Universal Action Now is also
an important reminder that the HIV/AIDS epidemic does not exist in a vacuum.4
Strengthening health care systems in developing countries and addressing underlying social injustices that contribute to HIV risk and vulnerability -- such as poverty, gender inequality and homophobia – are essential strategies in the global response to HIV.
South African HIV positive soldiers sue government
A trade union representing South Africa’s military is taking the country’s defence ministry to court, accusing it of discriminating against people living with HIV.
The South African Security Forces Union (SASFU) says people with HIV are not recruited, and if they become soldiers, are refused promotion.
An estimated 11 per cent of the South African population and 35 per cent of the army are HIV positive.
The country’s defence ministry responded by saying that people with HIV, “could not withstand difficult missions.”
SASFU’s Charles Jacobs said there was a now a policy of mandatory testing for South Africa’s military and recruits and denying those with HIV the chance to serve abroad was unconstitutional.
South African troops serve as UN or African Union peacekeepers in several foreign countries but the AIDS Law Project said arguments that people with HIV could not do strenuous jobs were a “lame excuse.”
‘Russia not ready for tough HIV prevention’
Russia is not ready to implement measures such as methadone replacement therapy for drug users to stem the tide of new HIV infections, according to the country’s chief public health officer Gennady Onishchenko.

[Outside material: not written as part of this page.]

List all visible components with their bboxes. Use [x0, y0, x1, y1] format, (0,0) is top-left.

As many as 80 per cent of Russia’s estimated 1.6 million HIV positive people acquired the virus through dirty needles and studies around the world have shown that injecting users who switch to methadone are up to five times less likely to contract HIV.
Onishchenko said that uninformed Russians have little patience for drug users, preferring to imprison or ostracise them, rather than address their needs.
Russia has pledged 9.3 billion roubles (US$400million) to fight HIV in 2009, more than 20 times the amount spent in 2005.
Russia’s heroin problems stem from the vast country’s location as a trafficking route between opium producing Afghanistan and Europe, AP reported.